"Going to Hell"

(Razor & Tie)

01. Follow Me Down
02. Going to Hell
03. Heaven Knows
04. House On a Hill
05. Why'd You Bring a Shotgun to the Party
06. Sweet Things
07. Burn
08. Blame Me
09. Dear Sister
10. Absolution
11. Fucked Up World
12. Waiting for a Friend
13. Going to Hell (acoustic)
14. Sweet Things (acoustic)

RATING: 8/10

The RED HOT CHILI PEPPERS used to sing in their zany years that Catholic school girls rule. You needn't be a charter member of the Chester the Molester brigade to pull the sexual connotation from that song. THE PRETTY RECKLESS' Taylor Momsen is a one-time Catholic school girl and the cover of her band's latest album "Going to Hell" will likely lure those closet meat boppers straight to it upon sight. Momsen plays the bad girl angle to her advantage in THE PRETTY RECKLESS, but this time, there's a different rosary-ditching motive behind "Going to Hell".

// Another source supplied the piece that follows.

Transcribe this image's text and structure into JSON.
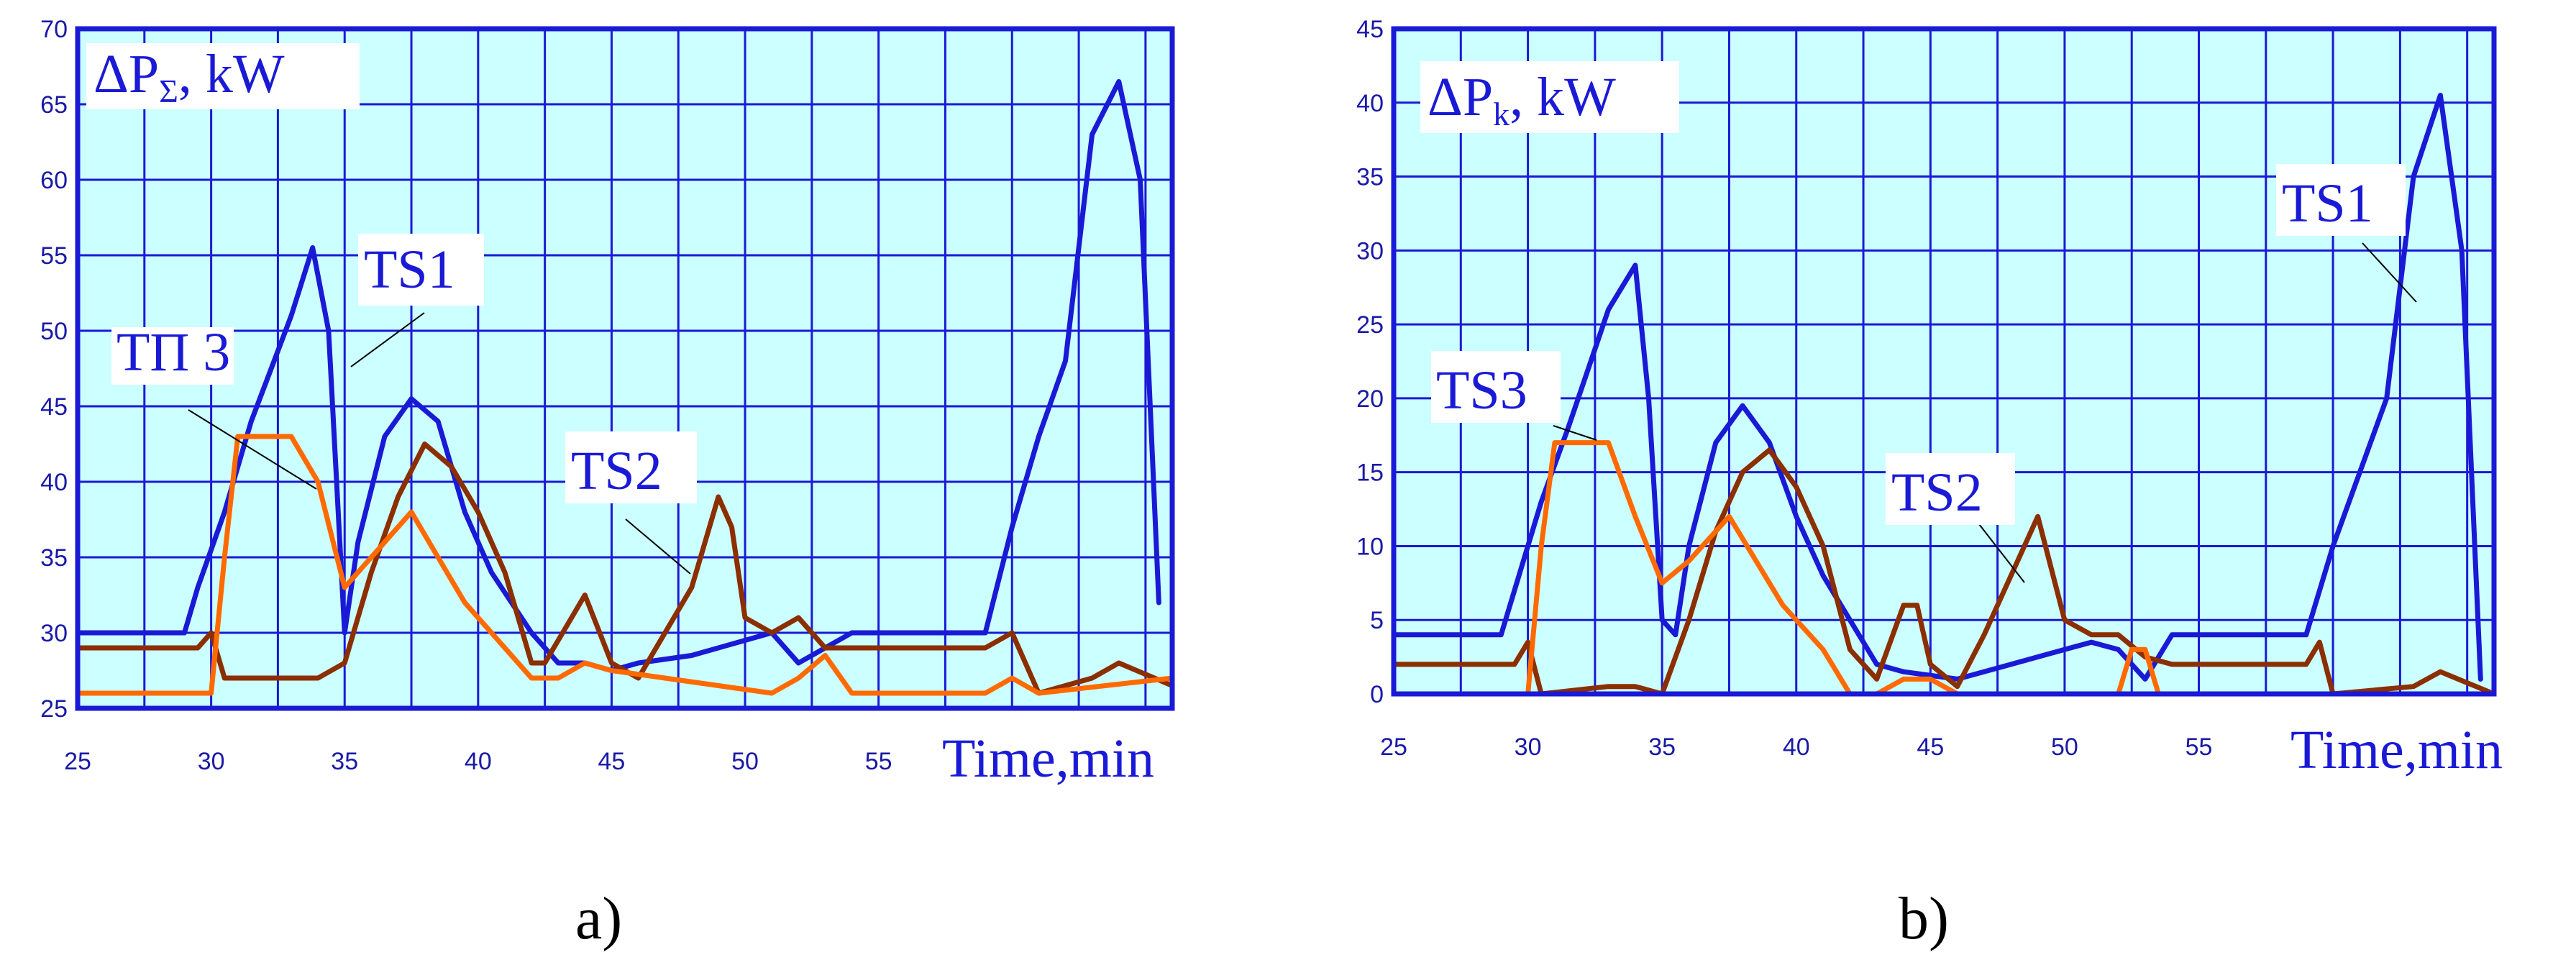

Following a successful run as openers for MARILYN MANSON and GUNS N' ROSES, Hurricane Sandy blasted into THE PRETTY RECKLESS' studio as they began the recording sessions for their new album. Having reportedly lost half a million dollars' worth of equipment from the flooding of their studio, THE PRETTY RECKLESS turned their eyes to the blackout of New York City in the aftermath of Sandy and found even deeper inspiration. Thus "Going to Hell" is partially a rock 'n roll vent session stemmed from a dormant dread of the Old Testament where Hell is parallel to the carnage wreaked by a natural disaster.

The tone of "Going to Hell" is nearly as naked as its cover. THE PRETTY RECKLESS sound hung over and not on substances. This is a shell-shocked, stripped-down form of modern rock 'n roll that sounds at times like HEART in their early years and even their most recent few albums. Taylor Momsen carries some Lita Ford edges to her vocals on a couple songs, but she assumes her own identity brewed of rock, blues and country and she is well on her way to becoming a force in hard rock.

The title track wastes no time issuing the band's grievances, and it carries straight into the subsequent track, "Heaven Knows", which finds Taylor and a chorus of school children summoning a depressing mantra inclusive of the indictment "we belong way down below". The rest of the album carries the overtures of sex, drugs and rock 'n roll, but refreshingly avoids celebrating any of those things.

Condemnation instead of revelry is the flavor, evidenced by "Fucked Up World" and "Why'd You Bring a Shotgun to the Party", the latter spitting upon crashers and burners with the edict, "You wanna make a statement, you should've come without it". Despite the orgasm moans leading into the sex-laced drive of "Follow Me Down", Taylor Momsen creates a twisted form allegory by inviting her muse to a lyrical river of cleansing (as in "drink while the water is clean") to purge the primal lust lurking inside all mortals. The break-in acoustic jerks on the choruses immediately throws the song into a western yesteryear before amplification takes over each time they manifest. "Follow Me Down" is tight as a fist and sharply-executed.

Assuredly the stringency of Taylor's parochial schooling carries into the sardonic self-chastisement of "Blame Me" and of course, "Fucked Up World", where Taylor itches that she hardly wants to be saved, not by religious conventions, anyway. On the opposite extreme, the minute long quasi lullaby "Dear Sister" finds Taylor with guitarist Ben Phillips seeking a sort of pity that appropriately carries into the flogging rocker, "Absolution".

Other softer touches on this album are found in the ballads "House On a Hill" and the brief ditty, "Burn", while the country strummed "Waiting for a Friend" ends the album's main selections on a despondent note. Some flower power acoustics and flutes temporarily soften the bitter stomp and huffing chug of "Sweet Things".

Nevertheless, "Going to Hell" is hardly a happy pill, as would be expected from players strung out by their material losses. What they gained, it appears, is a toughened resolve that makes "Going to Hell" a fierce and entertaining record. This album sounds like THE PRETTY RECKLESS picked up a remaining handful of instruments and had at it, just to spite to Mother Nature.

In this case, Catholic school girls do rule, but not for any presumed stall humping moves.